3番手は宮古市の山間部、北上高地の標高700m以上の場所に位置する「区界(くざかい)」アメダスです。こちらは太平洋側と言える位置にあり、日本海側から雪雲が届く量・頻度は減るものの、標高が高いため「北海道並み」の寒さが特徴で、低気圧の影響で雪が一気に増えることもあるため、積雪は多い年に1m以上に達することがあります。
なお、あくまでも「気象庁」の観測地点ですので、別途自治体が観測している地点などを含めると、多い地点は異なる場合があります。
人が住む場所で最も雪が多い所は?
西和賀町一帯
岩手県内で「人が一般的に住む地域」で雪が最も多い所は、気象庁の観測(湯田アメダス)でもそうであったように、西和賀町一帯(湯田地区をはじめ町内のほぼ全域)と考えられます。
この地域は、雪雲が県内でも最も秋田県側から入りやすく、奥羽山脈の斜面による地形的な効果により雪雲が特に発達しやすいため、場所によっては積雪が2m以上となることが珍しくありません。
この他県内で特に雪が多い場所は、こちらも気象庁の観測地点と同様に一関市の祭畤地区が挙げられます。
山地で雪が最も多い所は?
・奥羽山脈一帯(とりわけ八幡平・栗駒山周辺など)
人が住む場所を考慮せずに「山地」で考えた場合、県内の山地はどの地域でも雪が多めですが、基本的には日本海側からの雪雲が最も発達した状態でぶつかる「奥羽山脈」一帯が最大の豪雪地となります。

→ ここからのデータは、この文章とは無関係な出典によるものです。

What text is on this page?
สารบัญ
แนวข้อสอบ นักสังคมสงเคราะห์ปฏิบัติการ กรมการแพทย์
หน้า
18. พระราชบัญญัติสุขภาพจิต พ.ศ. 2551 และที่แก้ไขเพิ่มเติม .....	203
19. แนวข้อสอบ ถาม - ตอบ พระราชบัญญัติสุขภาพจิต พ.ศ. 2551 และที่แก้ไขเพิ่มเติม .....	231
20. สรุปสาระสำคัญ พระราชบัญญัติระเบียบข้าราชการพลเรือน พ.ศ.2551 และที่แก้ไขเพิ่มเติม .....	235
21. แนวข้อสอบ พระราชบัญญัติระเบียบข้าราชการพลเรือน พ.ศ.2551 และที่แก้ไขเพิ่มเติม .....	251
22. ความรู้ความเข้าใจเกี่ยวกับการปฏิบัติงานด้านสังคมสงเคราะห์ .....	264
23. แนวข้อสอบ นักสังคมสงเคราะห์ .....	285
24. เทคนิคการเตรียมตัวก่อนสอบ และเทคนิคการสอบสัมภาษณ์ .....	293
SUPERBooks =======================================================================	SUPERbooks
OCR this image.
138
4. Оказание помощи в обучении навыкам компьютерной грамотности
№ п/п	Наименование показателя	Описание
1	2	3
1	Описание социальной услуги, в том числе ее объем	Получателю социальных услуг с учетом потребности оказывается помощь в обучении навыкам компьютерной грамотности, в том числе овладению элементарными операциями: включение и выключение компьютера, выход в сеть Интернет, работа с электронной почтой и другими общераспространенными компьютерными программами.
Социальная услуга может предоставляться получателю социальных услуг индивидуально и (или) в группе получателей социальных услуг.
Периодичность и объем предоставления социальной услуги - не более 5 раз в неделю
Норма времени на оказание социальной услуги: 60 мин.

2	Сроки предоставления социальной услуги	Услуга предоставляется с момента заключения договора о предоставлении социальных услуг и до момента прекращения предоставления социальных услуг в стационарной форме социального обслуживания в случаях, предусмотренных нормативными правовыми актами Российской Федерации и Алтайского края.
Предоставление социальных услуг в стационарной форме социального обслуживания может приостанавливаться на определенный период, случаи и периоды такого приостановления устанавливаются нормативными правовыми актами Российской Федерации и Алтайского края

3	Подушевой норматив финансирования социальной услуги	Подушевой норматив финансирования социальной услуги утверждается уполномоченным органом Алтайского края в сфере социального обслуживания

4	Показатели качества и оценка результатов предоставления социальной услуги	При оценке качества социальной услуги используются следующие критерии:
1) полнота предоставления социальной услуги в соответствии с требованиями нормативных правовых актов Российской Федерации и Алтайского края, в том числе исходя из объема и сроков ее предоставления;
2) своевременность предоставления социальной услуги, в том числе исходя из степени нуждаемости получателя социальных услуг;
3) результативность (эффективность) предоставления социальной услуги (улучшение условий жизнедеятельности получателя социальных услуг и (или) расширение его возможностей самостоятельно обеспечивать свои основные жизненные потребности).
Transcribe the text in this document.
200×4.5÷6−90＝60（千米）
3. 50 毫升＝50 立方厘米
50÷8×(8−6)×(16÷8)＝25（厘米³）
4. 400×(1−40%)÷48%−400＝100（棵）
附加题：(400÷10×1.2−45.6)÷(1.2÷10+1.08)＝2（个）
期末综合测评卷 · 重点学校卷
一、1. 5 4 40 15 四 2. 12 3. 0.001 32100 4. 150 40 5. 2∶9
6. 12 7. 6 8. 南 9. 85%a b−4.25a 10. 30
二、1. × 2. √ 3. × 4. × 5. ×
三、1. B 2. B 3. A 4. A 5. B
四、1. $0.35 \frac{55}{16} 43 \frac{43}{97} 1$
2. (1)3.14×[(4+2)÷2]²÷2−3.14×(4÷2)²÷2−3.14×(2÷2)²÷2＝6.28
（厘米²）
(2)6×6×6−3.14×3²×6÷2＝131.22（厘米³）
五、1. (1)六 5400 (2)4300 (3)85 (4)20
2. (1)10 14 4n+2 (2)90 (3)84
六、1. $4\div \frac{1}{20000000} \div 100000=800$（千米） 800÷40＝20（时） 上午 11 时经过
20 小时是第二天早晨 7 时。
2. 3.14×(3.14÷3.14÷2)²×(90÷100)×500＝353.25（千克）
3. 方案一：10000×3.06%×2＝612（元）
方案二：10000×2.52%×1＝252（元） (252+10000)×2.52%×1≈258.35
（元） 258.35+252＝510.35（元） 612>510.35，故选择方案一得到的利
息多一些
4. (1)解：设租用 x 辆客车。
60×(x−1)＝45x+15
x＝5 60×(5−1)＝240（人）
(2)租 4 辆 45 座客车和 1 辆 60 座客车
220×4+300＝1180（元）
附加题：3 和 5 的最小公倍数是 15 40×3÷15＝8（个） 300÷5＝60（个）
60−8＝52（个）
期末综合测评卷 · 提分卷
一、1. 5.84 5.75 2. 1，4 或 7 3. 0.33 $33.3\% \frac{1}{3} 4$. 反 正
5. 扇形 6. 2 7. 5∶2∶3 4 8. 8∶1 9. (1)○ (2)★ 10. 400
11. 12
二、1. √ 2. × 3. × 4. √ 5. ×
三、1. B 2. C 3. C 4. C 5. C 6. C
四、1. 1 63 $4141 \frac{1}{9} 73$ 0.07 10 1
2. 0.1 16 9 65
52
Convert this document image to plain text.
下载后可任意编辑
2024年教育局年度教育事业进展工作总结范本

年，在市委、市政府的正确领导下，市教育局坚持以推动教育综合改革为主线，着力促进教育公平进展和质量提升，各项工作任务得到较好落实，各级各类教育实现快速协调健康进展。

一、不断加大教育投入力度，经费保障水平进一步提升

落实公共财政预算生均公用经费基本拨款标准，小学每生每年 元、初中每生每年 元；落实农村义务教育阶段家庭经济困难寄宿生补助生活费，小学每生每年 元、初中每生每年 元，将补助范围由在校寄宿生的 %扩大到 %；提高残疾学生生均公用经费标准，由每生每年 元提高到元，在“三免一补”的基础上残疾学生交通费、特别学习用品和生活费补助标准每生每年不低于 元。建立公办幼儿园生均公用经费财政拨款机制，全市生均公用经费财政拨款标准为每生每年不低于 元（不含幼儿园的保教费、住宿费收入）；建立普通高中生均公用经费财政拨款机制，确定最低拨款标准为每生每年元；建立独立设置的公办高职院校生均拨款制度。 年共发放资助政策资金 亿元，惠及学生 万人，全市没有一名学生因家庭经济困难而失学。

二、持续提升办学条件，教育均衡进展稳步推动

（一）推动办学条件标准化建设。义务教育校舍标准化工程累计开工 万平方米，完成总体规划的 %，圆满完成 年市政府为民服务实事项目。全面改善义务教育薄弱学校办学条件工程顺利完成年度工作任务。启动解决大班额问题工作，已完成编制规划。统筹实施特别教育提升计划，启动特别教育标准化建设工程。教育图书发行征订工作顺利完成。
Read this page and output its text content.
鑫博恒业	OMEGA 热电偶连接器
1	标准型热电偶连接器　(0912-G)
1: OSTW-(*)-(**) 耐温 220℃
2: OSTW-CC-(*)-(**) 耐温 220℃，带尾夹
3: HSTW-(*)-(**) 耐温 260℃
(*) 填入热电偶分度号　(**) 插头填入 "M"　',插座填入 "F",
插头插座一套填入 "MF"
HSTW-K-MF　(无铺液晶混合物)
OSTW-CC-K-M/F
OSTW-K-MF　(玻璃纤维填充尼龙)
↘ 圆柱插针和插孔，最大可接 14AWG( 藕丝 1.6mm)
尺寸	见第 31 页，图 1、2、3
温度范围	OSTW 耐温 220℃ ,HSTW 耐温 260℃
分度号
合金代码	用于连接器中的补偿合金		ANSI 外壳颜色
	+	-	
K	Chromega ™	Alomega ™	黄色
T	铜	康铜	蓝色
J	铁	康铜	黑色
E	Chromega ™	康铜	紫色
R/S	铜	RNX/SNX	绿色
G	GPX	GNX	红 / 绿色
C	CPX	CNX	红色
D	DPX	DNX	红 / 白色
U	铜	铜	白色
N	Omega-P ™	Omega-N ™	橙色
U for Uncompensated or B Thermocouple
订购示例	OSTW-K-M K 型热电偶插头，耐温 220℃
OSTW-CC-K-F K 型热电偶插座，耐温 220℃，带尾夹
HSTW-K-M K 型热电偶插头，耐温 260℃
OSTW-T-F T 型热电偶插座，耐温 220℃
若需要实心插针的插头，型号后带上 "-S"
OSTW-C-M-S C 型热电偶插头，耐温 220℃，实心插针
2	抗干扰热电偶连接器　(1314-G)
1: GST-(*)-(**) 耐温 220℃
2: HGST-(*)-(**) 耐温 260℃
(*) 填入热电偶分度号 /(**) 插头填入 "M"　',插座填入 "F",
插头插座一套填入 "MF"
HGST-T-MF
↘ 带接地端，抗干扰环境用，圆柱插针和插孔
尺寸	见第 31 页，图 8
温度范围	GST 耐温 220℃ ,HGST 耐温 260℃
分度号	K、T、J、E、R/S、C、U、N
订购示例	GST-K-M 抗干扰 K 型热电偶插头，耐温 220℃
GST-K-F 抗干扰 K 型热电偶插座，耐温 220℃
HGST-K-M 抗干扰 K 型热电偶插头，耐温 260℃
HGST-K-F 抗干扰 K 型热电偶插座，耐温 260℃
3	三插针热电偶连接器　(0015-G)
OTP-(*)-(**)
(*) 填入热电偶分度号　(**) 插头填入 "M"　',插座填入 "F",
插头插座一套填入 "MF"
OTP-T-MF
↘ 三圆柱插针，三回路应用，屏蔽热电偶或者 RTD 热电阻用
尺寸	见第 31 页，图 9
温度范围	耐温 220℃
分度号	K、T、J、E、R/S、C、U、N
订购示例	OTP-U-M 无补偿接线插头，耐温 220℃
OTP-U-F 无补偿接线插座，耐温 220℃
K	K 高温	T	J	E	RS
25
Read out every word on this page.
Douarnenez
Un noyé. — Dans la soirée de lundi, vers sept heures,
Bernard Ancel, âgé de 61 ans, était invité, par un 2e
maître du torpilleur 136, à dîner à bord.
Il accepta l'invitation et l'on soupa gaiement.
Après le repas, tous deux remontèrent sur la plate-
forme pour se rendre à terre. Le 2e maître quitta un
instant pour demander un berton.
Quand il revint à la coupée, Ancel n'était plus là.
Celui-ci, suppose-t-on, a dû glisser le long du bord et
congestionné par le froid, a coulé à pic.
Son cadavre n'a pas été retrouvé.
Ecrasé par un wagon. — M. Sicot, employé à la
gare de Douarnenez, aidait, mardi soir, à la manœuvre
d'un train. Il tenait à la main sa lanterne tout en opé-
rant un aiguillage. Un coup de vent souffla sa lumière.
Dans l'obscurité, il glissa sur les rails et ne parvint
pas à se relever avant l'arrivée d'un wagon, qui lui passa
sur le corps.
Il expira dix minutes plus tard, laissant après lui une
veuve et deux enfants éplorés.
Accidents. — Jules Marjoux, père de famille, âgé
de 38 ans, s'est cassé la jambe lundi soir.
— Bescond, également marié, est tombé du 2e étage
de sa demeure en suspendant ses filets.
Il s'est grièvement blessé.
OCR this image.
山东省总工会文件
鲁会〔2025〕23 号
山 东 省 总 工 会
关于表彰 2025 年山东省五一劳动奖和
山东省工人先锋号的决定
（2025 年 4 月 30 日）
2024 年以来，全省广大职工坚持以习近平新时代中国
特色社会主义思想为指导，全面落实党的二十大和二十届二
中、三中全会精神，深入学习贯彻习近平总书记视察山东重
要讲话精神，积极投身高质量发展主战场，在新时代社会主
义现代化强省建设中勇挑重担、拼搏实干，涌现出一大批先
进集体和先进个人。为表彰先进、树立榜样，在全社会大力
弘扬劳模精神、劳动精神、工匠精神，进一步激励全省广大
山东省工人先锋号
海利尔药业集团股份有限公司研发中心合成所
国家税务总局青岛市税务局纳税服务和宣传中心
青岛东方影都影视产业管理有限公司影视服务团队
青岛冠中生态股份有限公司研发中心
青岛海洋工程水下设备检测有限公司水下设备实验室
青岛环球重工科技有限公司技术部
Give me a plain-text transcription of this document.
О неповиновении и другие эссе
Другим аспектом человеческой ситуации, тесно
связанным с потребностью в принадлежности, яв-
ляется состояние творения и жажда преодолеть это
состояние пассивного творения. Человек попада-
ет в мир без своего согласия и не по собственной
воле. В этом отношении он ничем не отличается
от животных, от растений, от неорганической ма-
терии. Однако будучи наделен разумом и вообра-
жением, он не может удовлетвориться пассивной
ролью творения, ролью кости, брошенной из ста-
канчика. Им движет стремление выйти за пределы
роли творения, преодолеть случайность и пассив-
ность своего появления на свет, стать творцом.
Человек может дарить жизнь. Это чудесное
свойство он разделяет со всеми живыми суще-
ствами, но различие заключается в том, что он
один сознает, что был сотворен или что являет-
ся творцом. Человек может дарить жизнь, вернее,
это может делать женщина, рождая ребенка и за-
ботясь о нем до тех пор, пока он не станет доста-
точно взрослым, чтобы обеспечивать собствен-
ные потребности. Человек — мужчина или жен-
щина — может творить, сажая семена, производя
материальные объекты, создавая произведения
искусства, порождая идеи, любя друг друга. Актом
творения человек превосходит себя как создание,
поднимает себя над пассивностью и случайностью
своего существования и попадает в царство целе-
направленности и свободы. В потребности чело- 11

標高に応じ雪の量は一気に増え、八幡平エリアは観光地として名高いため、春になると数mの「雪の壁」があるエリアを車で走ることが可能(アスピーテライン)となっています。
雪が少ない所は?
・太平洋沿岸部
・とりわけ陸前高田市〜大船渡市〜釜石市周辺の海沿い
・内陸側では一関市の東側も雪が少なめ
岩手県内で比較的雪が少ない場所は、基本的には太平洋沿岸部です。こちらは日本海側からの雪雲がほぼ入らないため、雪となる機会が限られます。とりわけ、県内でも最も南側に位置する陸前高田市・大船渡市などは、気温が高いこともあり雪の量は仙台並みかそれ以上に少なくなっています。
なお、太平洋側でも気温が低めの久慈市など県北部側については、雪の量は平均的には倍以上となり、雪はより一般的な存在となります。
内陸部はある程度の雪が降る地域が多いですが、一関市の東側(平地)については、盛岡・北上方面と比べ雪となる機会は少なくなります。